ModelSEED / ProbModelSEED

Other
2 stars 3 forks source link

get_model (Model Table) API Method #22

Open nconrad opened 9 years ago

nconrad commented 9 years ago

From email:

Looking at the model data, it would be something like this:

{reactions: Array[1051], compounds: Array[1103], genes: Array[1956], compartments: Array[2], biomass: Array[100]}

Where each reaction object (in the array) is of the form:

{
    "name": "L-Threonine acetaldehyde-lyase",
    "id": "rxn00541_c0",
    "eq": "L-Threonine[c0] <=> Acetaldehyde[c0] + Glycine[c0]”,
    "def": <same thing as equation but with ids for the compounds>,
    "gpr": "fig|487976.3.peg.3553 and (fig|487976.3.peg.4228 or fig|487976.3.peg.2871)",
    "evidence": <some string>,
    "gapfill_dir": true,
    "gapfill_refs": [{id: "gap.3", direction: ">"}, 
                           {id: "gap.10", direction: "<"}, ... ],
    "genes": [
        "fig|487976.3.peg.3553",
        "fig|487976.3.peg.4228",
        "fig|487976.3.peg.2871"
    ]
}

Note: The format for equation and definition is debatable.

A compound has the form:

{
    "id": "cpd00113_c0”,
    "name": "Isopentenyldiphosphate",
    "formula": "C5H10O7P2",
    "charge": -2,
}

A gene has the form:

{
    "id": "fig|29459.15.peg.1915”,
    "rxns": [“rxn12008_c0”, … ,“rxn03892_c0" ]
}

A compartment has the form:

{
    "id": "c0",
    "name": "Cytosol",
    "pH": 7,
    "potential": 0
}

And, biomass:

{
    "id": "bio1",
    "cpdID": "cpd00084_c0",
    "name": "L-Cysteine",
    "coefficient": -0.0569540049395353,
    "compartment": "c0"
}
nconrad commented 9 years ago

I added GPR to the reaction object.

mmundy42 commented 9 years ago

I’m not sure how practical this is but could you use SOLR for retrieving the details on reactions, compounds, and biomass. Then all that would need to be returned is the id for compounds, the id and gene list for reactions, and the id and coefficient for biomass.

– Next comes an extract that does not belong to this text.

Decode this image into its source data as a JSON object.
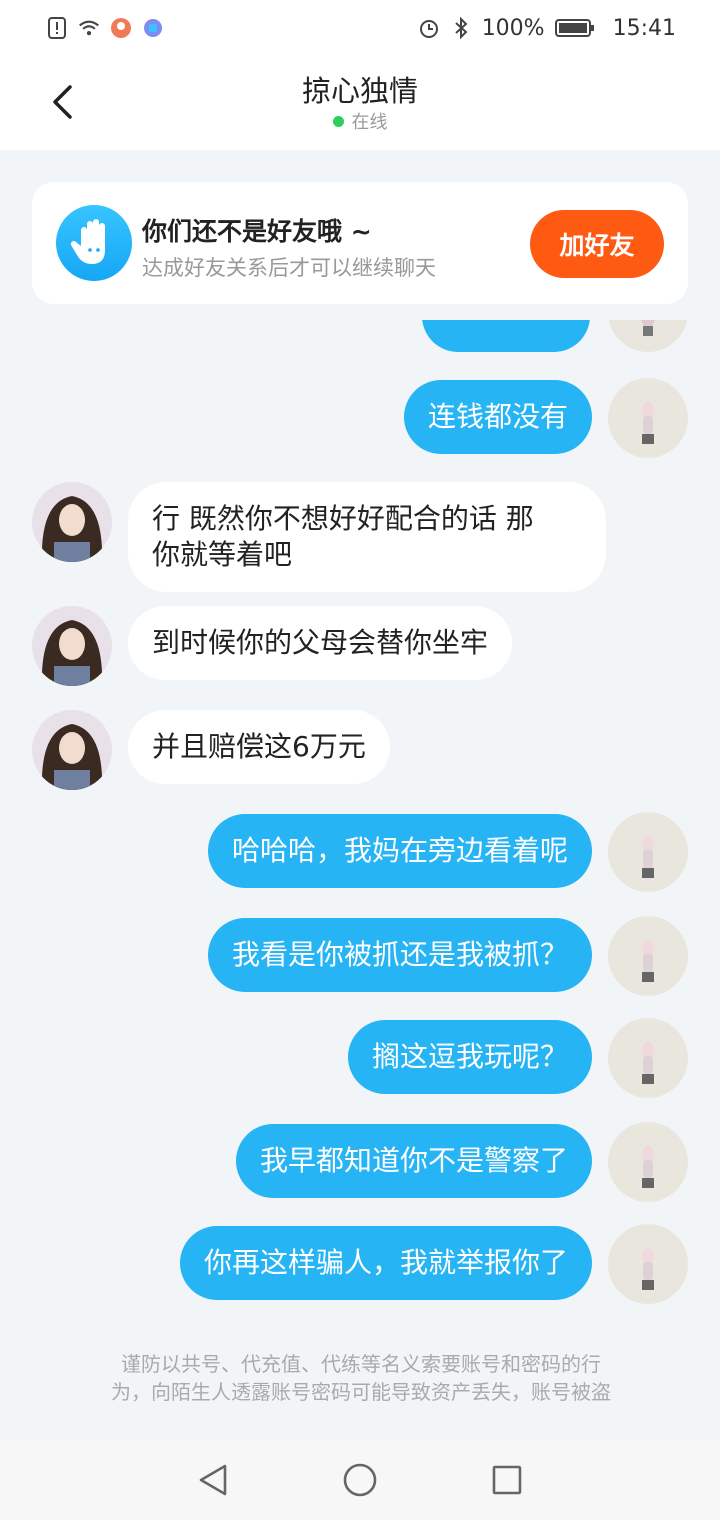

nconrad commented 9 years ago

I think the issue with that is that there is information specific to the model, such as compartments, directionality of the reactions, custom biomass(?), and, in particular, custom reactions (and their ids, names, etc)? I'm all for improving the backend by handling this data in some other manner.

For example, one option may be to only have ids, compartments(?), directionality, and whatever else is needed as part of a user's model. This would require custom things (reactions) to be pushed to solr when a custom reaction is created. Not sure if that is feasible or not, or the right solution.

@cshenry may have other plans to put models entirely in SOLR, I'm not sure.

Either option is fine with me... I just think we should try to get logic for constructing GPRs, equations, etc, out of client side code and reduce the amount of data sent to the client. Related, https://github.com/PATRIC3/Workspace/issues/31

mmundy42 commented 9 years ago

Good point on custom reactions, although there currently is no way to import a model from another source so I'm not sure how you could get a custom reaction into a model.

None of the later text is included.